LA Film Fest 2012 Review: SEEKING A FRIEND FOR THE END OF THE WORLD

Seeking a Friend for the End of the World isn't your typical pre-apocalyptic Hollywood thriller. There is no escaping or delaying impending disaster -- the end is coming and there are only two options: continue on with your regular life, or step out of it and enjoy your final days.

Seeking a Friend, the directorial debut of screenwriter Lorene Scafaria (Nick and Norah's Infinite Playlist), is about a last-chance romance, one final attempt to make a real deal connection to someone in this world before a massive meteor strikes and destroys Earth.

Steve Carell plays Dodge, a sad-sack insurance salesman who continues to go to work and answer phone calls about life insurance despite constant TV news reports about the fast-approaching and unavoidable end of the world. After his wife abandons him for another man -- she literally runs out of the car as fast as humanely possible when they're stopped at a traffic light -- Dodge finds himself alone and depressed and searching for meaning in his life as the world crumbles around him.

Every day becomes Casual Friday at work. Magazines publish "Best of Humanity" final issues. Husbands and wives swap partners and take heroin all night at raging Doomsday parties. Desperate and angry kids riot and set the streets on fire. Because ... why not? Nothing matters when the planet is going to explode in twenty-one days.

In the month between the end of his marriage and the end of the world, Dodge isn't keen on the idea of getting to know a total stranger--until he meets Penny (Keira Knightley), his adorable, scatter-brained neighbor who he finds sobbing on the fire escape outside of his window one night. She's just dumped her loser boyfriend (Adam Brody) and is desperately searching for a way to get home to her family after she missed the last flight ever to England.

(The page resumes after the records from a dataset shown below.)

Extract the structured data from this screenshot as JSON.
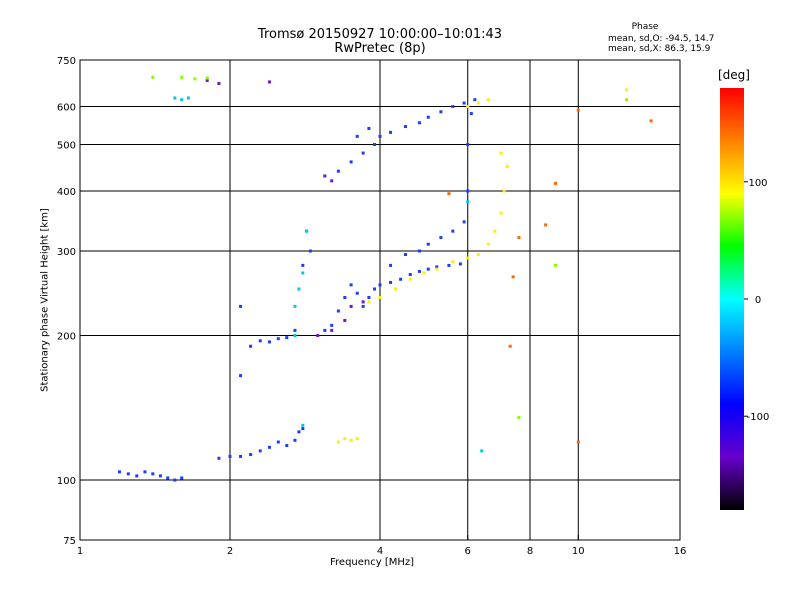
{
  "chart_data": {
    "type": "scatter",
    "title": "Tromsø 20150927 10:00:00–10:01:43",
    "subtitle": "RwPretec (8p)",
    "xlabel": "Frequency [MHz]",
    "ylabel": "Stationary phase Virtual Height [km]",
    "x_scale": "log",
    "y_scale": "log",
    "xlim": [
      1,
      16
    ],
    "ylim": [
      75,
      750
    ],
    "x_ticks": [
      1,
      2,
      4,
      6,
      8,
      10,
      16
    ],
    "y_ticks": [
      75,
      100,
      200,
      300,
      400,
      500,
      600,
      750
    ],
    "x_gridlines": [
      2,
      4,
      6,
      8,
      10
    ],
    "y_gridlines": [
      100,
      200,
      300,
      400,
      500,
      600
    ],
    "grid": true,
    "phase_stats": {
      "title": "Phase",
      "o_line": "mean, sd,O: -94.5, 14.7",
      "x_line": "mean, sd,X:  86.3, 15.9"
    },
    "colorbar": {
      "unit": "[deg]",
      "min": -180,
      "max": 180,
      "ticks": [
        100,
        0,
        -100
      ],
      "colors": [
        "#ff0000",
        "#ff8000",
        "#ffff00",
        "#00ff00",
        "#00ffff",
        "#0080ff",
        "#0000ff",
        "#6600cc",
        "#000000"
      ]
    },
    "series": [
      {
        "color": "#1a3cff",
        "points": [
          [
            1.2,
            104
          ],
          [
            1.25,
            103
          ],
          [
            1.3,
            102
          ],
          [
            1.35,
            104
          ],
          [
            1.4,
            103
          ],
          [
            1.45,
            102
          ],
          [
            1.5,
            101
          ],
          [
            1.55,
            100
          ],
          [
            1.6,
            101
          ],
          [
            1.9,
            111
          ],
          [
            2.0,
            112
          ],
          [
            2.1,
            112
          ],
          [
            2.2,
            113
          ],
          [
            2.3,
            115
          ],
          [
            2.4,
            117
          ],
          [
            2.5,
            120
          ],
          [
            2.6,
            118
          ],
          [
            2.7,
            121
          ],
          [
            2.75,
            126
          ],
          [
            2.8,
            128
          ],
          [
            2.1,
            165
          ],
          [
            2.2,
            190
          ],
          [
            2.3,
            195
          ],
          [
            2.4,
            194
          ],
          [
            2.5,
            197
          ],
          [
            2.6,
            198
          ],
          [
            2.7,
            205
          ],
          [
            2.1,
            230
          ],
          [
            2.8,
            280
          ],
          [
            2.85,
            330
          ],
          [
            2.9,
            300
          ],
          [
            3.1,
            205
          ],
          [
            3.2,
            210
          ],
          [
            3.3,
            225
          ],
          [
            3.4,
            240
          ],
          [
            3.5,
            255
          ],
          [
            3.6,
            245
          ],
          [
            3.7,
            230
          ],
          [
            3.8,
            240
          ],
          [
            3.9,
            250
          ],
          [
            4.0,
            255
          ],
          [
            4.2,
            258
          ],
          [
            4.4,
            262
          ],
          [
            4.6,
            268
          ],
          [
            4.8,
            272
          ],
          [
            5.0,
            275
          ],
          [
            5.2,
            278
          ],
          [
            5.5,
            280
          ],
          [
            5.8,
            282
          ],
          [
            4.2,
            280
          ],
          [
            4.5,
            295
          ],
          [
            4.8,
            300
          ],
          [
            5.0,
            310
          ],
          [
            5.3,
            320
          ],
          [
            5.6,
            330
          ],
          [
            5.9,
            345
          ],
          [
            6.0,
            400
          ],
          [
            6.0,
            500
          ],
          [
            6.1,
            580
          ],
          [
            3.3,
            440
          ],
          [
            3.5,
            460
          ],
          [
            3.7,
            480
          ],
          [
            3.9,
            500
          ],
          [
            4.0,
            520
          ],
          [
            4.2,
            530
          ],
          [
            4.5,
            545
          ],
          [
            4.8,
            555
          ],
          [
            5.0,
            570
          ],
          [
            5.3,
            585
          ],
          [
            5.6,
            600
          ],
          [
            5.9,
            610
          ],
          [
            6.2,
            620
          ],
          [
            3.6,
            520
          ],
          [
            3.8,
            540
          ]
        ]
      },
      {
        "color": "#6a18c8",
        "points": [
          [
            3.1,
            430
          ],
          [
            3.2,
            420
          ],
          [
            3.0,
            200
          ],
          [
            3.2,
            205
          ],
          [
            3.4,
            215
          ],
          [
            3.5,
            230
          ],
          [
            3.7,
            235
          ],
          [
            1.8,
            680
          ],
          [
            1.9,
            670
          ],
          [
            2.4,
            675
          ]
        ]
      },
      {
        "color": "#ffee00",
        "points": [
          [
            3.3,
            120
          ],
          [
            3.4,
            122
          ],
          [
            3.5,
            121
          ],
          [
            3.6,
            122
          ],
          [
            3.8,
            235
          ],
          [
            4.0,
            240
          ],
          [
            4.3,
            250
          ],
          [
            4.6,
            262
          ],
          [
            4.9,
            270
          ],
          [
            5.2,
            275
          ],
          [
            5.6,
            285
          ],
          [
            6.0,
            290
          ],
          [
            6.3,
            295
          ],
          [
            6.6,
            310
          ],
          [
            6.8,
            330
          ],
          [
            7.0,
            360
          ],
          [
            7.1,
            400
          ],
          [
            7.2,
            450
          ],
          [
            7.0,
            480
          ],
          [
            6.0,
            600
          ],
          [
            6.3,
            610
          ],
          [
            6.6,
            620
          ],
          [
            12.5,
            650
          ]
        ]
      },
      {
        "color": "#00c8e8",
        "points": [
          [
            1.55,
            625
          ],
          [
            1.6,
            620
          ],
          [
            1.65,
            625
          ],
          [
            2.7,
            230
          ],
          [
            2.75,
            250
          ],
          [
            2.8,
            270
          ],
          [
            2.85,
            330
          ],
          [
            2.8,
            130
          ],
          [
            2.7,
            200
          ],
          [
            6.0,
            380
          ],
          [
            6.4,
            115
          ]
        ]
      },
      {
        "color": "#ff6600",
        "points": [
          [
            7.3,
            190
          ],
          [
            7.4,
            265
          ],
          [
            7.6,
            320
          ],
          [
            9.0,
            415
          ],
          [
            8.6,
            340
          ],
          [
            5.5,
            395
          ],
          [
            10.0,
            590
          ],
          [
            10.0,
            120
          ],
          [
            14.0,
            560
          ]
        ]
      },
      {
        "color": "#88ff00",
        "points": [
          [
            1.4,
            690
          ],
          [
            1.6,
            690
          ],
          [
            1.7,
            685
          ],
          [
            1.8,
            688
          ],
          [
            9.0,
            280
          ],
          [
            7.6,
            135
          ],
          [
            12.5,
            620
          ]
        ]
      }
    ]
  }
}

Penny soon reveals she's been holding some of Dodge's mail for over a year, unaware that she's been keeping him from a letter from his long-lost true love expressing her regret that they didn't end up together. Desperate not to die alone, Dodge sets out to find his old sweetheart with the help of a virtual stranger after promising her he knew of a way to get her home.

While on the road, Dodge and Penny share painful stories of their old lives and work towards a brighter -- though painfully brief -- future. But it's not that depressing; a series of comedic episodes serve to lighten the mood on their journey. The pair encounters a suicidal truck driver who's hired a hit man to off him before Earth explodes, wander into a weird orgy in a TGI Friday's style restaurant, and hang out in an underground bomb shelter with Penny's gun-crazy ex-boyfriend.

Scafaria's take on the Apocalypse is clever and funny and, at times, poignant. Carell rarely gets the opportunity to play more serious, nuanced characters, which is a shame because Seeking a Friend proves that he's more than capable of taking on that kind of role. In one of her most unglamorous -- but still charming -- roles yet, Knightley plays a lovely counterbalance to the melancholy Dodge. But the Dodge-Penny romance is hardly believable; despite Carrell and Knightley's individual strengths, their characters seem to have very little chemistry.

Even worse, though, is the lazy ending. It's disappointing that such an unusual end-of-the-world story ends up resting on typical rom-com conventions -- the usual (and extremely unsatisfying) "all you need is love" take-away being the biggest offender. Seeking a Friend for the End of the World is fairly enjoyable and worth your while if you're a Carell/Knightley fan. But otherwise -- pass.

Seeking for the End of the World premiered at the Los Angeles Film Festival. It opens wide across Canada and the U.S. on Friday, June 15.